CF: I won’t say I had to relive them. I think the cool thing about poetry, the thing I love the most about poetry, is that you wind up writing the same poem over and over again your whole life. So every poem in this book, I’ve written in some way, shape, or form, at some point. Part of why, in the disclaimer I say, “the body is not a sight for revelatory shame” is because I want to dispel the notion that in order to reclaim your body and reclaim your trauma, that you actually have to go through that or experience it, which is what I think the idea of building yourself a boat means. You get to choose what you go through, what you float over, what you navigate, and for me in this collection, it was not necessary to relive my trauma in order to tell the story of surviving trauma.
I think that decision is obvious in the poems in the sense that people always say, “These poems have a lot of trauma and have a lot of blood but they don’t feel that way.” That was really important to me. I did not want to write a book about trauma that re-traumatized people or that forced people to have to contend with trauma in a way that forced them to internalize it. I also understand that there is an inherent sacrifice there. That by not leaning in to the full violence of trauma and me not leaning in by re-experiencing it, that something may get lost. There’s a possibility for something to get lost but I’m okay with that. I much rather write poems that allow me to be free while still reclaiming myself. I don’t think that it’s necessary to make ourselves ill or hurt ourselves. I think there are some poems that require that, and when that happens, that’s okay.
And I have poems in Build Yourself a Boat that do that. There’s one poem in there, the abortion poem. That was the hardest poem I’ve written in a decade. That’s why I wrote it with all that spacing and distortion. Because it was a hard poem to write and a hard poem to read, and I wanted my readers to go through that with me. And that’s another thing I love about being a writer and learning how poetry works. You learn techniques that teach you how to bring people in and how to experience what you want them to experience. For me, the abortion poem was the only time that I was willing to subject my readers to the same pain that I had experienced because it felt like something I was not willing to carry by myself.
But the rest of the poems, ya know, it’s like everywhere people die, flowers grow. And to me the poems are where the flowers are growing. In the death and not really the death.
AV: I love that. Lastly, what are you working on now and what’s next for you?
CF: I am working on another collection called Dyscalculia. It’s still in its very infant stages. I have taken 6 or 7 months away from it and now I have to get back to it and I’m really nervous about it. But it’s very much about heartbreak, about centering heartbreak as its own world and not necessarily something that is a symptom of racism or a symptom of sexism. Of course, all of those things impact and affect the way you attempt to love and romance. The same way white women and white women poets get to write whole books about their breakups, I think black women deserve worlds where they can write about things that are banal as well. I want to tease out that banality of what it means for black women to be free and integrated enough to be able to write into that banality without it being seen as banal.

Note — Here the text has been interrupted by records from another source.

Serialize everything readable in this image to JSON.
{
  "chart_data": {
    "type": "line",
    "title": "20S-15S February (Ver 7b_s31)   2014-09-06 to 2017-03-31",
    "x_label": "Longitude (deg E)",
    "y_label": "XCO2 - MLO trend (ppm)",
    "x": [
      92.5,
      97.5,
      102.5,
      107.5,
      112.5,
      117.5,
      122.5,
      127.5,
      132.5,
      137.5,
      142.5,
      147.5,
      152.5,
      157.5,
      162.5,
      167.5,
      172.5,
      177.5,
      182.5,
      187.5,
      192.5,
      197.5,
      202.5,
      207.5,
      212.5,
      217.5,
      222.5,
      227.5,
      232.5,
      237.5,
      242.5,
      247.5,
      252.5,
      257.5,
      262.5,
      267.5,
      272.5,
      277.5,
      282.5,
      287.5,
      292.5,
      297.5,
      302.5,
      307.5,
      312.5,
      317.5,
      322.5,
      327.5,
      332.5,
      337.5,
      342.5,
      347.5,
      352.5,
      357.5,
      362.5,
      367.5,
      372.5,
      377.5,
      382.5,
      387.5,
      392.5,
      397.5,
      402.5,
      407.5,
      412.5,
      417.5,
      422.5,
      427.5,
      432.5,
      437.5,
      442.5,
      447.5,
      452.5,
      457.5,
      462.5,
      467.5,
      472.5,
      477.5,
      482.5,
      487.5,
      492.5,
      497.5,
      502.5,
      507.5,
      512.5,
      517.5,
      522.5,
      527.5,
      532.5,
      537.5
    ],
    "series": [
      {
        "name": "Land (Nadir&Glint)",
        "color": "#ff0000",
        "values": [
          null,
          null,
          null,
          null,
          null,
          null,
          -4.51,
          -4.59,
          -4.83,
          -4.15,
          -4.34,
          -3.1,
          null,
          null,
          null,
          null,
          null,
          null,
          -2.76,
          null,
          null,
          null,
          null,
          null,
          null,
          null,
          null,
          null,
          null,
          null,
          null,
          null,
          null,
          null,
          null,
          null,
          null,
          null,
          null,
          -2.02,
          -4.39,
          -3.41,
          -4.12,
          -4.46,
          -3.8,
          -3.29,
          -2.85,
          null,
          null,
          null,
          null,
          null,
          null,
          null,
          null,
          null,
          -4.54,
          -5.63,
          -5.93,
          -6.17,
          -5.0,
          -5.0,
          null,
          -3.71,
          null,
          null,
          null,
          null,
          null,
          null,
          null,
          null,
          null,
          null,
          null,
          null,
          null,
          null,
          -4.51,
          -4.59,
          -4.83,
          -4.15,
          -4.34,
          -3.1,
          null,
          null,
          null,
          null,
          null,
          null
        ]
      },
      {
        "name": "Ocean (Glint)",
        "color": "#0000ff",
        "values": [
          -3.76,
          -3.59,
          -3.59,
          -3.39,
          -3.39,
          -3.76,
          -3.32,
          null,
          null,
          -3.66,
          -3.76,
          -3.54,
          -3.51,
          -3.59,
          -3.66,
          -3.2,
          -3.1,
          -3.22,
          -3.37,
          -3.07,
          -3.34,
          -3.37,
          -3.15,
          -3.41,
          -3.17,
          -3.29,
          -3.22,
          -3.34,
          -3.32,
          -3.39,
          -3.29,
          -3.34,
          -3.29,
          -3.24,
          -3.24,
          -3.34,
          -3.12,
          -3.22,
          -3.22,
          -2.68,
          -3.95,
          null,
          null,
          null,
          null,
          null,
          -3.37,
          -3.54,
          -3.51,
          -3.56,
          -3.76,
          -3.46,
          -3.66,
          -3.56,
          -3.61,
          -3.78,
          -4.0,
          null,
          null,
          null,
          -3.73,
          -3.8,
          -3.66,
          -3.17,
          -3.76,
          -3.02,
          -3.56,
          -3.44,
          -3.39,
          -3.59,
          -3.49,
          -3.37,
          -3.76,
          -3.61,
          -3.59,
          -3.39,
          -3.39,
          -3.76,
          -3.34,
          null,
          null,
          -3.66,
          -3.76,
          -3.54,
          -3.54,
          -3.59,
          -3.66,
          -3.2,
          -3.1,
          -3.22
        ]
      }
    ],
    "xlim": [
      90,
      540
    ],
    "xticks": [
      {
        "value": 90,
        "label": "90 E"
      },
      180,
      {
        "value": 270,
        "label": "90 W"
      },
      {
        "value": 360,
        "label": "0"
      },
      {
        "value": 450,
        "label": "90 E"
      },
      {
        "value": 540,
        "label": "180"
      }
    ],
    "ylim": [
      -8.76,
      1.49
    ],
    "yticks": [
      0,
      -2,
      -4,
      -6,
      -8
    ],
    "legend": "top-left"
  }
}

Back in the day, when Zora Neale Hurston was trying to write about some of this stuff, Baldwin wasn’t really into it. Neither were a couple of other black folks in the Black Arts Movement. They thought that it was, again, banal. They thought it was repetitive. They thought she was trying to imitate whiteness. Now, in 2019, I find that so offensive—the idea that talking about love and talking about romance is inherently white or Western.
So, that’s what I’m working on. I’m really excited about it and have no idea when I’m going to be anywhere near done, but God bless and Godspeed.